Holly trees are iconic symbols of winter and the holidays, as their evergreen foliage and fruits endure throughout the cold weather. Holly trees are actually many species within the genus Ilex, and they demonstrate variability in growing conditions. Despite their traditional use as a symbol of winter, not all holly tree species will thrive in colder climates. Generally, holly trees will grow in full sun or partial shade, though some species have region-specific preferences.
Japanese holly is a dense shrub with small, shiny leaves. It does not produce visible fruit. Japanese holly is sensitive to cold temperatures, though hardiness may develop. The shrub can grow in the sun or in partial shade, although plants grown in the sun are more likely to sustain damage from low temperatures. If you are trying to grow this shrub in an area with cold winters, partial shade is the best choice.
Winterberry, also called Michigan holly, tolerates a wider range of climates. Depending on the cultivar, winterberry produces red or yellow fruit and may be leggy or compact. Winterberry thrives equally well in the sun or in partial shade.
Inkberry gets its name from its distinctive and plentiful black berries. Inkberry is less tolerant of cold climates. While it thrives in full sun or partial shade in milder climates, in the north inkberry should be planted in the shade to protect it from winter damage.
Possumhaw is a large, deciduous holly tree that retains its fruit into the winter. Possumhaw is a low-maintenance tree notable for its silvery bark and clumps of red berries. It should be planted in sun or partial shade.
Blue holly reaches heights of 15 feet and, despite the name, produces the quintessential bright red holly berries. The tree is named for the bluish tint of its leaves. Blue holly thrives in a range of conditions and prefers full sun to partial shade.
In 2001, the Pennsylvania Horticultural Society gave the American holly tree a gold medal for its ability to thrive in a wide range of conditions. American holly is a hardy evergreen, and cultivars are available that can grow in a range of areas. American holly produces white flowers in the spring and bright red berries in the autumn. The tree prefers partial shade or sun.

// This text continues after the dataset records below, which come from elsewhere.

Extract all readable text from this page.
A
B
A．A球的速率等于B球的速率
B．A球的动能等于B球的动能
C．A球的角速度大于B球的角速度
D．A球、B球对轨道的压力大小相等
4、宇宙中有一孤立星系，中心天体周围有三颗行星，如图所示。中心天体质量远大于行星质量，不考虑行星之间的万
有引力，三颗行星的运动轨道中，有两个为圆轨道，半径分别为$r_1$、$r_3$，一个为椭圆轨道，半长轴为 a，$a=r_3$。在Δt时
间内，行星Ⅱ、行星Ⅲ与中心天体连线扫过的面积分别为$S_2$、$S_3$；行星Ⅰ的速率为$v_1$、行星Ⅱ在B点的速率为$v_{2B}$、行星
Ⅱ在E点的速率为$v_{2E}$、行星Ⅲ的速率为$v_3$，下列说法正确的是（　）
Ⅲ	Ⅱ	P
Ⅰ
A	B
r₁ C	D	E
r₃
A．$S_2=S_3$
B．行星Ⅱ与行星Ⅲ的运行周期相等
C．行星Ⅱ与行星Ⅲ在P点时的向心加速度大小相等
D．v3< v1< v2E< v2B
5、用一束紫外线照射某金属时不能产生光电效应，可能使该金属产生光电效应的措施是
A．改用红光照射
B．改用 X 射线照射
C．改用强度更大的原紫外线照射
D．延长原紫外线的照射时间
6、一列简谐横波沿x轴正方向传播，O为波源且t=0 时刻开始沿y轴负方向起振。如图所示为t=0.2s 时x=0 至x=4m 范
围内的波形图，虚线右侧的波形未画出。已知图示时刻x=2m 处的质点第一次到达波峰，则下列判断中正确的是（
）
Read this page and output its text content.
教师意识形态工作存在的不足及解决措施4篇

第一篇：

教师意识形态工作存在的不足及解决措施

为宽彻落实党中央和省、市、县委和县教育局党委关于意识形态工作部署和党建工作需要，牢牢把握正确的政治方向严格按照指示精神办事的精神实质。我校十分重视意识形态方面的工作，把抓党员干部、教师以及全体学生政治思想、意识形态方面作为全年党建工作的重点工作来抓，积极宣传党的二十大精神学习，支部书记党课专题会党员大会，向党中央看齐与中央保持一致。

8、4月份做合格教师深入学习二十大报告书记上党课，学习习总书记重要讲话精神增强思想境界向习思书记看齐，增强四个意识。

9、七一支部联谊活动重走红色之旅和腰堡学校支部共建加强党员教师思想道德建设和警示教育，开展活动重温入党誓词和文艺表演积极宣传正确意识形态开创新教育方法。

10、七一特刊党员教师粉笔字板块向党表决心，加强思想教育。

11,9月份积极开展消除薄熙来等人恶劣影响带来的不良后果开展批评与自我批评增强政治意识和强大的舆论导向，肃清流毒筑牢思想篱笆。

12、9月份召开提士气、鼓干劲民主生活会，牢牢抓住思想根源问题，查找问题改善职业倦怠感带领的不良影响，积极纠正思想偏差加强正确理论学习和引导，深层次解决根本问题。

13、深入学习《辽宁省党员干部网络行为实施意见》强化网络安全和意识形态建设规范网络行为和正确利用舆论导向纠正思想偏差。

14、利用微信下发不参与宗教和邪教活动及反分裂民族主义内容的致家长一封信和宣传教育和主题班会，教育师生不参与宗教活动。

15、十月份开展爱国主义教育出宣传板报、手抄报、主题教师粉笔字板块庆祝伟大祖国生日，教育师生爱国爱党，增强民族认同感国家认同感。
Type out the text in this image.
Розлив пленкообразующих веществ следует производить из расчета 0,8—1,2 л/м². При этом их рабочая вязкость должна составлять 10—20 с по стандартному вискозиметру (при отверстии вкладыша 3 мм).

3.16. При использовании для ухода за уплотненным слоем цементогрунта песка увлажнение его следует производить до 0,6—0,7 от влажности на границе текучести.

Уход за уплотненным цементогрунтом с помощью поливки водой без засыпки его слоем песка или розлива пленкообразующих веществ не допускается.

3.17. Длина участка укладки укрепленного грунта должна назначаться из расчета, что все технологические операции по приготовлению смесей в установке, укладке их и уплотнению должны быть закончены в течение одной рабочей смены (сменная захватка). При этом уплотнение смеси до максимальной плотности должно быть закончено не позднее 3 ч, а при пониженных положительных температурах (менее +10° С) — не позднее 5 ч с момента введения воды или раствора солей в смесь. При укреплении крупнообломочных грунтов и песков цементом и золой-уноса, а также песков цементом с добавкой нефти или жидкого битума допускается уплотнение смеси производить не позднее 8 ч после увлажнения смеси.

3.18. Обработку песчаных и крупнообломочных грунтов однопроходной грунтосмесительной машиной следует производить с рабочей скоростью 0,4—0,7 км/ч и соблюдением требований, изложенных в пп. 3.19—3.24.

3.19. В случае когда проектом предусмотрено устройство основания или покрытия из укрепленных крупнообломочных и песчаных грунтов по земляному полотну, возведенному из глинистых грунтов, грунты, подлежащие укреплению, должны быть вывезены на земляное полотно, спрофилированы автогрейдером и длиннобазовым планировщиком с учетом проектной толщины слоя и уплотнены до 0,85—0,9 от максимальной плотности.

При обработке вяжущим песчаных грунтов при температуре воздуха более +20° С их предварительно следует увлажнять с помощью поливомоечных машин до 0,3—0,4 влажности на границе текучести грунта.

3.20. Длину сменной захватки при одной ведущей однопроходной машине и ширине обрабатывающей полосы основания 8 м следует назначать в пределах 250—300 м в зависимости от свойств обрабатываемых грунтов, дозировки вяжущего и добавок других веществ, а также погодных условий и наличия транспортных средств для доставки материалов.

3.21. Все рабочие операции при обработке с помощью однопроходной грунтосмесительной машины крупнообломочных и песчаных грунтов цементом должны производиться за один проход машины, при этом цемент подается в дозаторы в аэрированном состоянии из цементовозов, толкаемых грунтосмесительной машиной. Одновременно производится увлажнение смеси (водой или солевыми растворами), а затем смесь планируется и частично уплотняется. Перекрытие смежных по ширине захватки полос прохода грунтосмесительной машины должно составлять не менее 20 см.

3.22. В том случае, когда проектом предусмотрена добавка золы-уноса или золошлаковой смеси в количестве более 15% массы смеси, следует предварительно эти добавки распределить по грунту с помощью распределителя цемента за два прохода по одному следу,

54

English holly will grow into a large tree, producing red berries amid evergreen foliage. Although English holly grows well in sun or partial shade, it needs protection from extreme temperatures such as hot summer sun or winter winds, so you should consider your region when choosing a location for an English holly tree. Sunlight produces denser foliage, so if you live where temperatures stay mild, a sunnier spot is preferable.